Traditionel besteht die Ausrüstung eines Golfers aus 14 Schlägern. Ehemals war das ein recht starres System mit einem Driver, den Hölzern 3 & 5, 7 Eisen, 3 Wedges und einem Putter. Heute muss man sich  aus einer Vielzahl von Hölzern bis zu unzähligen Hybrids und vielfältigen Wegdevarianten in allen erdenklichen Loft und Bounce Variationen sein Set zusammensuchen.

Die Anzahl jedoch bleibt gleich. Dazu kommen noch Accessoires wie Schirm, Ballangel, etc… Und seit einiger Zeit diverse elektronische Geräte…

Der Lauf der Dinge
Smartphones werden mit Scoring Apps ausgestattet, es gibt GPS Geräte zur Standort bzw. Entfernungsbestimmung und natürlich die im Vergleich fast schon antiquiert wirkenden Laser Entfernungsmesser.

Der Effekt all dieser Gerätschaften ist jedoch oftmals ein zweifelhafter. Haben Sie schon einmal gewartet, bis der Flight vor Ihnen einen 33.5 Meter Pitch von 3 Seiten vermessen hat um den Ball dann mit viel Faiwayanteil in den Bunker zu schupfen?

„Schnell“ wird noch das aktuelle Score inklusive Schlägerwahl in die Statistikdatenbank am iPhone o.ä. eingegeben, bevor man zum nächsten Tee aufbricht.
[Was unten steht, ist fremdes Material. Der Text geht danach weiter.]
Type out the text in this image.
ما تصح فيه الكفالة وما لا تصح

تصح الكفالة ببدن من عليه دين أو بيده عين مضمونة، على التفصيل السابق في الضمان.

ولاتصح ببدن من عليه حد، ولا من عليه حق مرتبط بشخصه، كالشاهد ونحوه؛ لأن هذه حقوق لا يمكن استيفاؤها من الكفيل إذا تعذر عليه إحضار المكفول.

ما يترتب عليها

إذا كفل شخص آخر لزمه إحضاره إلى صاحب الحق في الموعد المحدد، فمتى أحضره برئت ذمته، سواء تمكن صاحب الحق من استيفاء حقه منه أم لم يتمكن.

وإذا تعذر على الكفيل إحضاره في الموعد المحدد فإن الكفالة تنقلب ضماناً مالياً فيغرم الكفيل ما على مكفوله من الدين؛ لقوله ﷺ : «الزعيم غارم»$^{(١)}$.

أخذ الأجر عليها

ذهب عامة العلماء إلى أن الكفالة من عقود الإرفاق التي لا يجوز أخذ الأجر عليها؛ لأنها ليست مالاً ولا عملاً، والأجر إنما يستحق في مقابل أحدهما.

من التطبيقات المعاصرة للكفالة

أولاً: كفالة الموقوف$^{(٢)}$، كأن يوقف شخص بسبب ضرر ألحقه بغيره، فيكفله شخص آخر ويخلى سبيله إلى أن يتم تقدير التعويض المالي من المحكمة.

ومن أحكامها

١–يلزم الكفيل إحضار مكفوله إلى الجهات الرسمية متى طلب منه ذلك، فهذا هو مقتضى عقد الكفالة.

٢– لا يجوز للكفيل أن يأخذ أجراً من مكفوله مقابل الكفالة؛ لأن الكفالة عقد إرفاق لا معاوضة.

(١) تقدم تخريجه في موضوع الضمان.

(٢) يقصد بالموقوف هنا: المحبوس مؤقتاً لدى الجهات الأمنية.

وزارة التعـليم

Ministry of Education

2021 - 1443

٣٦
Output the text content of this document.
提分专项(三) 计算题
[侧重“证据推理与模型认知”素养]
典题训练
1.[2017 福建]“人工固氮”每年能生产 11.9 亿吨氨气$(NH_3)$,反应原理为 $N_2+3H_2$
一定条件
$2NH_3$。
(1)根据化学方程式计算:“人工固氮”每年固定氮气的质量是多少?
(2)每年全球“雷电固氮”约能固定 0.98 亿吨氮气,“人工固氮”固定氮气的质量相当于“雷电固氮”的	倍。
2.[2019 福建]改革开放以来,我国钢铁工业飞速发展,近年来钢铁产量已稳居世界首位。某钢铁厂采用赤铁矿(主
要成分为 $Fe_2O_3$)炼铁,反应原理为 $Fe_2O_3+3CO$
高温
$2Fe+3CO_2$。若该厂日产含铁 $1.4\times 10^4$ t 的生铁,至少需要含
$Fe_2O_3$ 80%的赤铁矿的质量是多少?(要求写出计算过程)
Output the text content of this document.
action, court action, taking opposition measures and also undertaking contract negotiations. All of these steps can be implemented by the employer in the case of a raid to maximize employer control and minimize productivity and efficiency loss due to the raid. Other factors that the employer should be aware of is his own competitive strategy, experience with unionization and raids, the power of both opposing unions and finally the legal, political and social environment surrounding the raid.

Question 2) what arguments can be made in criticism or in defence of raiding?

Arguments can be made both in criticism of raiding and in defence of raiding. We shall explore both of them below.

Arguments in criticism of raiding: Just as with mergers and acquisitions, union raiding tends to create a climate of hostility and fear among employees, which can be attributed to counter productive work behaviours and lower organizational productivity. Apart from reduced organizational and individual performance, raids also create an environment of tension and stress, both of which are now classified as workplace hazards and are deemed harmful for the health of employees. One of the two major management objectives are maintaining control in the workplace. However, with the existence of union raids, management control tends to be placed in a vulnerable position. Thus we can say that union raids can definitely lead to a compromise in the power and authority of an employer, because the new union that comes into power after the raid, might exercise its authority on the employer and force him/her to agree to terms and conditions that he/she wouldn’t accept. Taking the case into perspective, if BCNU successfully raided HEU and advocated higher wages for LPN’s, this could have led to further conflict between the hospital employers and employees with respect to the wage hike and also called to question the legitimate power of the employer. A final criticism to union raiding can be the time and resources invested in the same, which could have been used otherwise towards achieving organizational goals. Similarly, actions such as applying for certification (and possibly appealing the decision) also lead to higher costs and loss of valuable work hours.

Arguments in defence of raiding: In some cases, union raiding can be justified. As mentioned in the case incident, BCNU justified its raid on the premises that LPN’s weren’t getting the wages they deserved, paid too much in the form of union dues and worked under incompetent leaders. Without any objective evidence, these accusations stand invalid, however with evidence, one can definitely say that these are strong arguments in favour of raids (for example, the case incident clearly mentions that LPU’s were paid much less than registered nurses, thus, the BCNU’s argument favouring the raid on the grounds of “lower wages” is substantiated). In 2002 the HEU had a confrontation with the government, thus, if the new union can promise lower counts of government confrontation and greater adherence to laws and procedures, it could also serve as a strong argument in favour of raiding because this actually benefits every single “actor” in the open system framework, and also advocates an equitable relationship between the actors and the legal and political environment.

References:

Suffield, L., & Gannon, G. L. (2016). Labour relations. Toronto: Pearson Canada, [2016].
Nach Einlangen der GPS Daten zur Distanzanalyse, genauer Betrachtung von Wind und Bodenverhältnissen und dreimaligem Schlägerwechsel toppen die Kollegen dann den Ball ins Gebüsch – na bravo!

Auch die Pros trödeln
Aus gegebenem Anlass, da 2 Profis (Ross Fisher, Morgan Pressel) in den letzten Turnieren nicht unwesentliche Strafen kassiert haben für „Slow Play“, empfehle ich daher diese modernen Geräte wenn, dann sinnvoll zu nutzen!

Rund ums Grün muss keine Distanz ausgemessen werden wenn es um ein Schnitzel und ein Glas Wein geht.

Score Statistiken, die nicht dem Trainingsfortschritt sondern nur der akustischen Penetration der Flighpartner nach der Runde, bei stundenlanger Selbstanalyse & Verherrlichung im Clubhaus dienen, sind ihre 79 Cent für die App nicht wert. Ihre Golffreunde werden es Ihnen danken, die Starter und Platzmarshalls ebenso.

Darum Einsatz dieser Geräte JA, aber sinnvoll und mit einem Auge auf der Zeit.